I do not weigh, measure, track calories and such. My solution to that sort of thing is to just eat the same meals over and over again, because I am a hugely picky eater. The battle to eat more protein has been ongoing for 18 months, and while I am better at it, I supplement generously. Every day I have a protein shake before going to the gym or pilates, and if I attend a yoga or pilates class in the evenings, I have another then. I try to eat more vegetables and a couple of servings of fruit is not an issue. Carb control is always going to be a thing for me, in that I love bread, crackers, potatoes, etc.
While I kind of hate the term, I think being even more mindful of my eating habits is the theme for 2017. In 2016 I made progress and strides forward, but there is so much room for improvement. But I want sustainable improvement; expecting me to give up foods I enjoy forever is simply ridiculous. I can continue to expand my vegetable consumption, though, and perhaps continue to keep an eye on my carb consumption in times of extra stress or unusual boredom.
My support system understands my need for balance, nothing too extreme either way. In his youth M was king of maniac obsessive athletic endeavors, and while he has mellowed significantly as the years passed, he does tend to push himself hard and pursue huge goals and personal accomplishments. It is not an attitude he wants for me, though, and has always suggested modest, incremental adjustments be my objective. He’s extremely proud of my consistency with the exercise and compliments me lavishly on my changing shape and makes supportive, agreeable noises when I excitedly point out my latest new, previously unnoticed curve, crease, or muscular enhancement. M readily admits he fully embraces that “happy wife, happy life” philosophy.
I’m hoping to become a bit more competent and consistent in my yoga/pilates practices. The gym and my training Lists are always going to be my first love and very highest priorities in the time management queue, but there is definite long-term value in pursuing more flexibility. From a purely financial standpoint, my unlimited yoga membership only makes sense if I use it, and my minimum is 10 classes per month for a respectable break even point. Burned myself out a bit with too many back-to-back classes in December, so trying to regroup and find balance once more. Time management and prioritizing this more high on my weekly to-do is the only way I will ensure this gets done. Fortunately, the studio must be reading my thoughts because their class shuffling for January opens up new opportunities for the activities and want to pursue. Giving myself this month to see how it goes with exercise/work/life balance before deciding on any changes.
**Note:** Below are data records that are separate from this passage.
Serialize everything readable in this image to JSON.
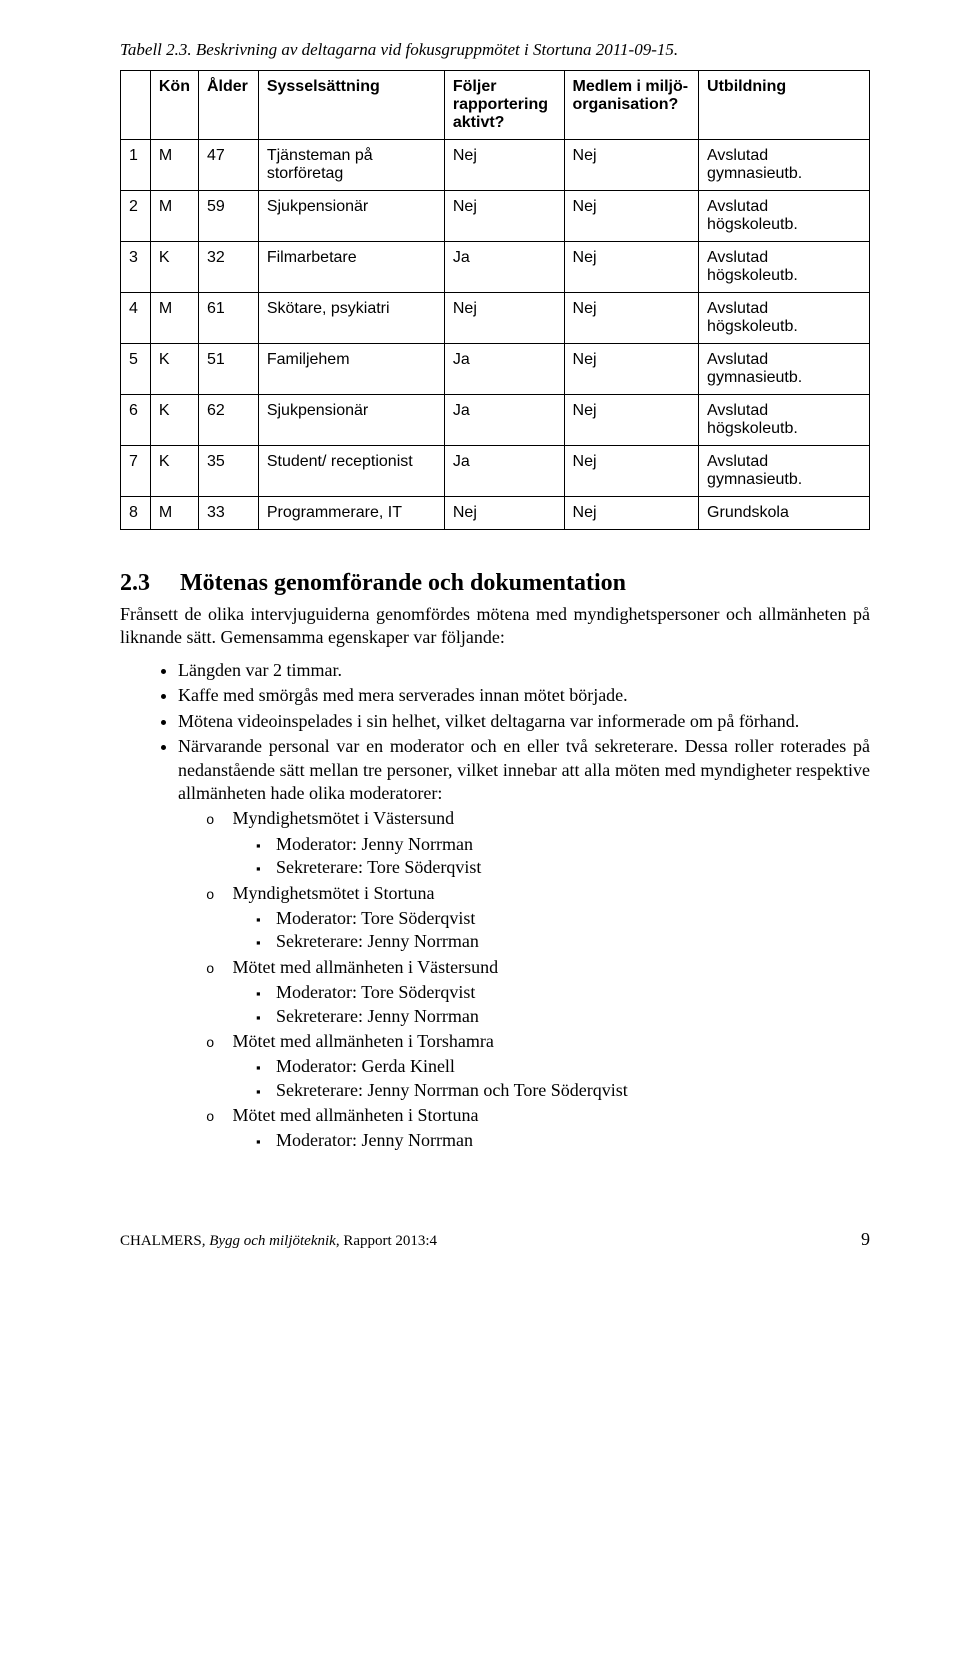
{
  "caption": "Tabell 2.3. Beskrivning av deltagarna vid fokusgruppmötet i Stortuna 2011-09-15.",
  "table": {
    "headers": [
      "",
      "Kön",
      "Ålder",
      "Sysselsättning",
      "Följer rapportering aktivt?",
      "Medlem i miljö-organisation?",
      "Utbildning"
    ],
    "rows": [
      [
        "1",
        "M",
        "47",
        "Tjänsteman på storföretag",
        "Nej",
        "Nej",
        "Avslutad gymnasieutb."
      ],
      [
        "2",
        "M",
        "59",
        "Sjukpensionär",
        "Nej",
        "Nej",
        "Avslutad högskoleutb."
      ],
      [
        "3",
        "K",
        "32",
        "Filmarbetare",
        "Ja",
        "Nej",
        "Avslutad högskoleutb."
      ],
      [
        "4",
        "M",
        "61",
        "Skötare, psykiatri",
        "Nej",
        "Nej",
        "Avslutad högskoleutb."
      ],
      [
        "5",
        "K",
        "51",
        "Familjehem",
        "Ja",
        "Nej",
        "Avslutad gymnasieutb."
      ],
      [
        "6",
        "K",
        "62",
        "Sjukpensionär",
        "Ja",
        "Nej",
        "Avslutad högskoleutb."
      ],
      [
        "7",
        "K",
        "35",
        "Student/ receptionist",
        "Ja",
        "Nej",
        "Avslutad gymnasieutb."
      ],
      [
        "8",
        "M",
        "33",
        "Programmerare, IT",
        "Nej",
        "Nej",
        "Grundskola"
      ]
    ]
  },
  "section": {
    "number": "2.3",
    "title": "Mötenas genomförande och dokumentation",
    "intro": "Frånsett de olika intervjuguiderna genomfördes mötena med myndighetspersoner och allmänheten på liknande sätt. Gemensamma egenskaper var följande:",
    "bullets": {
      "b1": "Längden var 2 timmar.",
      "b2": "Kaffe med smörgås med mera serverades innan mötet började.",
      "b3": "Mötena videoinspelades i sin helhet, vilket deltagarna var informerade om på förhand.",
      "b4": "Närvarande personal var en moderator och en eller två sekreterare. Dessa roller roterades på nedanstående sätt mellan tre personer, vilket innebar att alla möten med myndigheter respektive allmänheten hade olika moderatorer:"
    },
    "meetings": {
      "m1": {
        "title": "Myndighetsmötet i Västersund",
        "mod": "Moderator: Jenny Norrman",
        "sek": "Sekreterare: Tore Söderqvist"
      },
      "m2": {
        "title": "Myndighetsmötet i Stortuna",
        "mod": "Moderator: Tore Söderqvist",
        "sek": "Sekreterare: Jenny Norrman"
      },
      "m3": {
        "title": "Mötet med allmänheten i Västersund",
        "mod": "Moderator: Tore Söderqvist",
        "sek": "Sekreterare: Jenny Norrman"
      },
      "m4": {
        "title": "Mötet med allmänheten i Torshamra",
        "mod": "Moderator: Gerda Kinell",
        "sek": "Sekreterare: Jenny Norrman och Tore Söderqvist"
      },
      "m5": {
        "title": "Mötet med allmänheten i Stortuna",
        "mod": "Moderator: Jenny Norrman"
      }
    }
  },
  "footer": {
    "publisher": "CHALMERS",
    "series": ", Bygg och miljöteknik",
    "report": ", Rapport 2013:4",
    "pagenum": "9"
  }
}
A new year always brings forth feelings of freshness, excitement, blank pages upon which to write my own story. While I felt completely burnt walking out of the gym yesterday, it was an amazingly great feeling. That I am capable of this level of effort makes me feel really powerful and like I belong in the gym and know what I am doing. Because really, I do. The equipment I use, the exercises I do regularly – I am confident in my ability and competency. That I walk out of there in a sweat-soaked shirt and starving to death is almost a new threshold of pride for me. I can always revert to packing a granola bar and premixed protein shake in my bag, just in case. Easy peasy fixes for the extraordinary feeling of working really hard and not quitting when the challenge is laid down before me.
And I am over the moon happy about that.